Parallel to this increase in diagnosis is an increase in the prescription rates for ADHD medication; in the UK, the number of scripts for such medications increased by 800% between 1995 and 2015.

Causes for this increase might include better recognition of the condition and misdiagnosis of other conditions which might present with inattentiveness. But a fundamental shift in society also means young children are spending more time on electronic devices such as television, tablets and smart phones.
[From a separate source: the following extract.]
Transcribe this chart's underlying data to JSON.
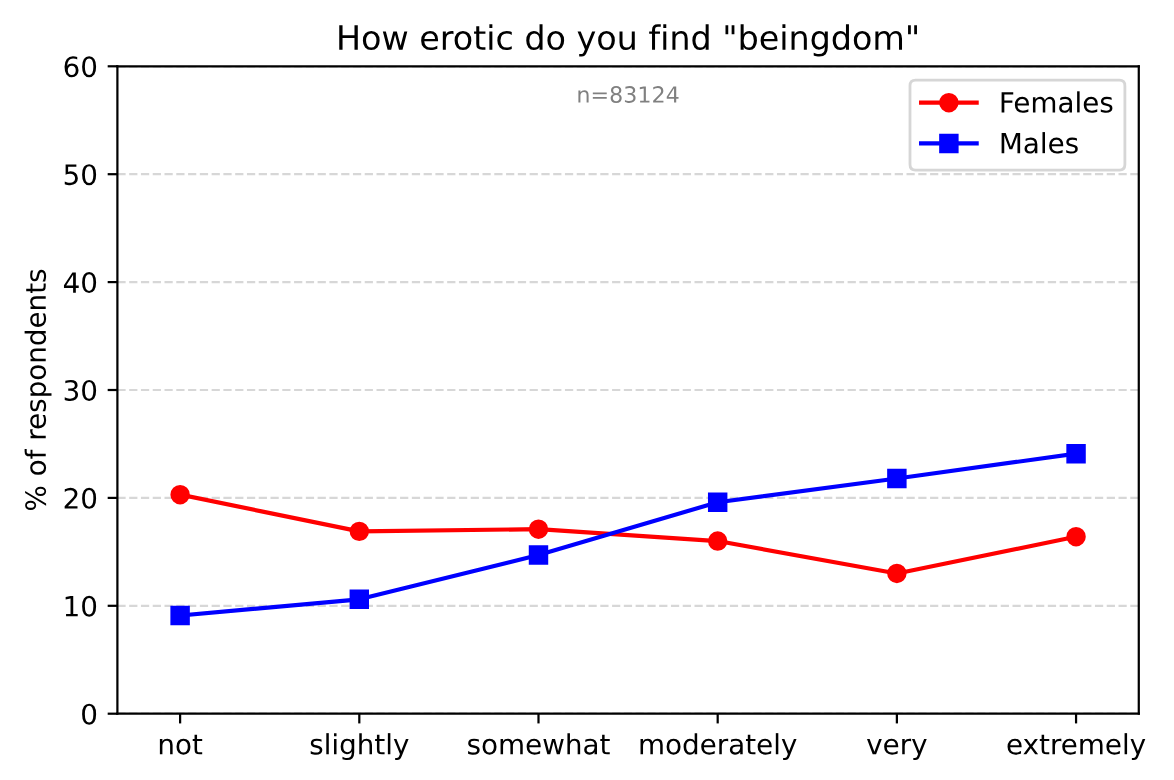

Several studies show a link between excessive exposure to electronic screens and attention problems in middle childhood. In one study (Christakis et al) higher rates of television exposure between the ages of one and three correlated with concentration problems later, at age seven. It’s suggested that fast-paced screen content (cartoons, gaming) moulds the brain to expect high levels of stimulation and impairs concentration for regular classroom activity.

There are many factors at play. ‘Disrupted early attachment’ has been linked with ADHD in several studies. Younger children might be using tablets and other devices more and more as parents themselves become obsessed with their own devices – which in turn can impact attachment.

Studies also suggest a link between ADHD and obesity and between excessive screen use and obesity. Children who have a television in their room are more likely than their peers to be obese. These three factors – ADHD, obesity and screen time – might be intricately linked.

Here are some practical guidelines for parents to reduce screen time:

  1. Lead by example

This is especially important for parents who may have ADHD themselves and are prone to becoming addicted to their own online activities. Don’t expect your young child to reduce their own screen time if your eyes are constantly glued to your phone or tablet. Healthy family habits begin with parents. Better still if they’re established early on.

  1. No screens in the mornings

Fast-paced screen content is an inappropriate way to begin a school day. Parents should set the tone and ensure the home is free of electronic distractions at this time of the day.

  1. No screens at the dinner table

Children with ADHD often struggle to adjust socially. Sharing a meal together at least once a day is one way to nurture relationships and communication. This includes non-verbal skills such as body language, facial expression and eye contact. Put a lock-down on screens on the dinner table and make it a set rule.

  1. No screens in bedrooms

Apart from the risk of inappropriate content (such as pornography and cyber-bullying) devices in bedrooms are associated with poorer sleep – which can already be a challenge in children with ADHD. This is because the light emanating from tablets and smart phones gives off a ‘blue light’, which interferes with natural melatonin physiology.

  1. Use screen time as an incentive

Provide positive reinforcement for your family when they complete mundane tasks such as homework and daily chores, and then offer screen time as a reward. This way, it’s seen as a luxury and not an expectation.

Electronic devices are part of our lives and will undoubtedly be part of our children’s futures. It’s critical for professionals and parents to provide guidance for children. Especially those with ADHD who are more vulnerable to the deleterious effects, and to model a healthy balance between embracing the benefits of the digital age and avoiding its risks.